No, your condition is not enough.
For example, take two distinct finite nonabelian simple groups $G$ and $H$ such that neither one is a subgroup of the other (such pairs exist; the condition is in fact stronger than it needs to be, as witnessed by the theorem quoted in the end; you just need $G$ and $H$ to be distinct). By the odd-order theorem, both $|G|$ and $|H|$ are even, so $\gcd(|G|,|H|)\neq 1$.
Let $\iota_G$ and $\iota_H$ be the inclusions into the product, and $\pi_G$, $\pi_H$ the projections. Let $f\colon G\times H \to G\times H$ be an automorphism.
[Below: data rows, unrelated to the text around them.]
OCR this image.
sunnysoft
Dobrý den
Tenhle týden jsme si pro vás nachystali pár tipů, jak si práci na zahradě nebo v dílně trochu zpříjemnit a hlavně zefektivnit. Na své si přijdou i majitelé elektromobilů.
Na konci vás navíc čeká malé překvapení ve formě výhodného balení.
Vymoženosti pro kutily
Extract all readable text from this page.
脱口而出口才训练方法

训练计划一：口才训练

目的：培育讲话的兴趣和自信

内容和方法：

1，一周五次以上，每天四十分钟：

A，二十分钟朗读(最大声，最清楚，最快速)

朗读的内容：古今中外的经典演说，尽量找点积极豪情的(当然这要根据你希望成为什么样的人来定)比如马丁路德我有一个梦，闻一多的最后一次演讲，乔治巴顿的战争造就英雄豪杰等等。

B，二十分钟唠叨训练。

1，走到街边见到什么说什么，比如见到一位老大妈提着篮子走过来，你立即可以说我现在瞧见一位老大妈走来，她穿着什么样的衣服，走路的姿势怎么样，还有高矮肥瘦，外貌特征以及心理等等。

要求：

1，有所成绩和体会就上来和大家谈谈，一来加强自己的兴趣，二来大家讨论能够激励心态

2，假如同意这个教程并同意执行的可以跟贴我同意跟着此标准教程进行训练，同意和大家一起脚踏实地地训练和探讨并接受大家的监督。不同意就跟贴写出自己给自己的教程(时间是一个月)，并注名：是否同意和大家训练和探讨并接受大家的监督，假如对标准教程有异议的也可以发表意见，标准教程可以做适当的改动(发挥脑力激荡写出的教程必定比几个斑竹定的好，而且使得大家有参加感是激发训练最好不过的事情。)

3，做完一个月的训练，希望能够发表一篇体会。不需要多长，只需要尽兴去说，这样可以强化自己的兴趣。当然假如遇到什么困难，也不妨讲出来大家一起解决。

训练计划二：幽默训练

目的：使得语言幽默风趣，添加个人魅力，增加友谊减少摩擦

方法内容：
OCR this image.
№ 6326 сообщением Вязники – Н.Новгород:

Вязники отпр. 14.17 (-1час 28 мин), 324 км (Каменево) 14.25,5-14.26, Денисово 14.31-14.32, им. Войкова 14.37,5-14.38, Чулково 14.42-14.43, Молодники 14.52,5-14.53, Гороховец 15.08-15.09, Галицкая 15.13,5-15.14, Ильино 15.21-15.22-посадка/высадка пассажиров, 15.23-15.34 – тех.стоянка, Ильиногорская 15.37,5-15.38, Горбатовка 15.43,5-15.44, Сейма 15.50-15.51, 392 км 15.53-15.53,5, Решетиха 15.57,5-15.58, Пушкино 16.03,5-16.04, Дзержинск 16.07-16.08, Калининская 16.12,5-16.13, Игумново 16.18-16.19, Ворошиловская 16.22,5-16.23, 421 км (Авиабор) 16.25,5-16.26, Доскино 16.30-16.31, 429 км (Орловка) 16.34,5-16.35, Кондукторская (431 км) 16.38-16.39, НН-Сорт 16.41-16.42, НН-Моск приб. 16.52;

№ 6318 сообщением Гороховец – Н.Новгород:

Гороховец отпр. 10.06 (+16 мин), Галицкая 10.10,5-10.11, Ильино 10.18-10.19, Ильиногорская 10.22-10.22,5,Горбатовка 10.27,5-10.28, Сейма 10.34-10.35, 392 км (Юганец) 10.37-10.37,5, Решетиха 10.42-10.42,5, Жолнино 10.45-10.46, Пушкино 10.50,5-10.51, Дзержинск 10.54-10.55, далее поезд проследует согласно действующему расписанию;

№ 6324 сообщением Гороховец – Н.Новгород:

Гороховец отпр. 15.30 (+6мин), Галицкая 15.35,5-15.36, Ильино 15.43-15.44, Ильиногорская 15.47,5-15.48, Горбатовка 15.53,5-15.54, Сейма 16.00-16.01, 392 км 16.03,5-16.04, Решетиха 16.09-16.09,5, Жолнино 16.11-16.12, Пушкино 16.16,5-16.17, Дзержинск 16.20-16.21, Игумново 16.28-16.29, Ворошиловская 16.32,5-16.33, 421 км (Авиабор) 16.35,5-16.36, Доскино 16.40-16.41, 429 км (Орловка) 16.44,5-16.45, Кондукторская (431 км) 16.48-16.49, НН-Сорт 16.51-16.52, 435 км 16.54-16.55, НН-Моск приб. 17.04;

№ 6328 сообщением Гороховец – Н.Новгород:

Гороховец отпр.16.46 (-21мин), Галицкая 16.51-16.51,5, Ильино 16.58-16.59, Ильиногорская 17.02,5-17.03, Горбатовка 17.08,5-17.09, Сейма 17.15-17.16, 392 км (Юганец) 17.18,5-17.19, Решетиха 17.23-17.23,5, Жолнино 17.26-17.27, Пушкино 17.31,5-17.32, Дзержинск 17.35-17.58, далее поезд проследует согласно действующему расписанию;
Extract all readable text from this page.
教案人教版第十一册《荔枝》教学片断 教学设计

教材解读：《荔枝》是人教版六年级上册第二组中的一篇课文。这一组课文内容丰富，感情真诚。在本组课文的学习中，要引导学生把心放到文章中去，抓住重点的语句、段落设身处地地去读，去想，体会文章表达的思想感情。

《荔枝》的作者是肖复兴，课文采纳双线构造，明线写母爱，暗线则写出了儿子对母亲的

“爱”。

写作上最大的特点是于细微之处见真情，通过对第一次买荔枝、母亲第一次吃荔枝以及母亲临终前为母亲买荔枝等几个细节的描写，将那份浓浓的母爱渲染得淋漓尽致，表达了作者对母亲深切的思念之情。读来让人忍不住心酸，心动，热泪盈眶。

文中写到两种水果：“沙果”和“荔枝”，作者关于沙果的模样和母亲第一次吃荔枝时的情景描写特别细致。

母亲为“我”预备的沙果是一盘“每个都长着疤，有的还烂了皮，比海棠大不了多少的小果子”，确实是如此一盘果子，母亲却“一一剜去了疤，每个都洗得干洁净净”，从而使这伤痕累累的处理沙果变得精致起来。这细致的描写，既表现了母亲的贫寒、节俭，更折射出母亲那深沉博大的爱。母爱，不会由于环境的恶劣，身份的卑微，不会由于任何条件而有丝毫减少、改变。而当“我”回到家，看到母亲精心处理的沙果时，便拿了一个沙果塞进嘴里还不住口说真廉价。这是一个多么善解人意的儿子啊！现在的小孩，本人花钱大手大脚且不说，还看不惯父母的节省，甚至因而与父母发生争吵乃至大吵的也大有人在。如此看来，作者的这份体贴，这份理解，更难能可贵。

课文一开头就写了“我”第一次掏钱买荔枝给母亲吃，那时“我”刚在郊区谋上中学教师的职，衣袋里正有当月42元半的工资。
Then $\pi_H\circ f\circ\iota_G \colon G\to H$ is a homomorphism. Since $H$ does not contain a subgroup isomorphic to $G$ and $G$ is simple, the composition must be the trivial map. Therefore, $f(g,e)\in G\times\{e\}$ for all $g\in G$. Symmetrically, by looking at $\pi_G\circ f\circ \iota_H$, we conclude that $f(e,h)\in \{e\}\times H$ for all $h\in H$. Therefore, $f|_{G\times\{e\}} = \alpha\in \mathrm{Aut}(G)$, and $f|_{\{e\}\times H} = \beta\in \mathrm{Aut}(H)$. So every automorphism of $G\times H$ corresponds to an element of $\mathrm{Aut}(G)\times\mathrm{Aut}(H)$, and of course the restrictions completely determine $f$.
You may want to consider:
Bidwell, J.N.S., Curran, M.J., and McCaughan, D. Automorphisms of direct products of finite groups, Arch. Math. (Basel) 86 (2006) no. 6, 481-489
Bidwell, J.N.S. Automorphisms of direct products of finite groups II. Arch. Math. (Basel) 91 (2008) no. 2, 111-121.
An example of a theorem of the first one is:
Theorem. Let $G=H\times K$, where $H$ and $K$ have no common direct factor. Then $\mathrm{Aut}(G)\cong \mathcal{A}$, where
$$\mathcal{A} = \left.\left\{\left(\begin{array}{cc}\alpha&\beta\\\gamma&\delta\end{array}\right)\;\right|\; \alpha\in\mathrm{Aut}(H), \delta\in\mathrm{Aut}(K), \beta\in\mathrm{Hom}(K,Z(H)), \gamma\in\mathrm{Hom}(H,Z(K))\right\}.$$
In particular,
$$|\mathrm{Aut}(G)| = |\mathrm{Aut}(H)||\mathrm{Aut}(K)||\mathrm{Hom}(H,Z(K))||\mathrm{Hom}(K,Z(H))|.$$
Best Answer
For every integer $n \geq 2$, the homomorphisms of $\mathbf Z/(n) \times \mathbf Z/(n)$ to itself are the linear maps given by $2 \times 2$ mod $n$ matrices $A = (\begin{smallmatrix}a&b\\c&d\end{smallmatrix})$, which act on $\mathbf Z/(n) \times \mathbf Z/(n)$ by $A\binom{x}{y} = \binom{ax+cy}{bx+dy}$. This homomorphism is invertible if and only if the matrix is invertible, which means $\det A$ is invertible mod $n$. Such $A$ form the group ${\rm GL}_2(\mathbf Z/(n))$ of invertible $2 \times 2$ mod $n$ matrices. So ${\rm Aut}(\mathbf Z/(n) \times \mathbf Z/(n)) = {\rm GL}_2(\mathbf Z/(n))$.
By similar reasoning, for all $d \geq 1$ we have ${\rm Aut}(({\mathbf Z}/(n))^d) = {\rm GL}_d(\mathbf Z/(n))$, where $d \times d$ mod $n$ matrices act on vectors in $(\mathbf Z/(n))^d$ in the natural way.
A very simple reason ${\rm Aut}(G \times G)$ is not pairs of automorphisms of $G$, when $G$ is a nontrivial group, is that there is always the swap automorphism $f(g,g') = (g',g)$.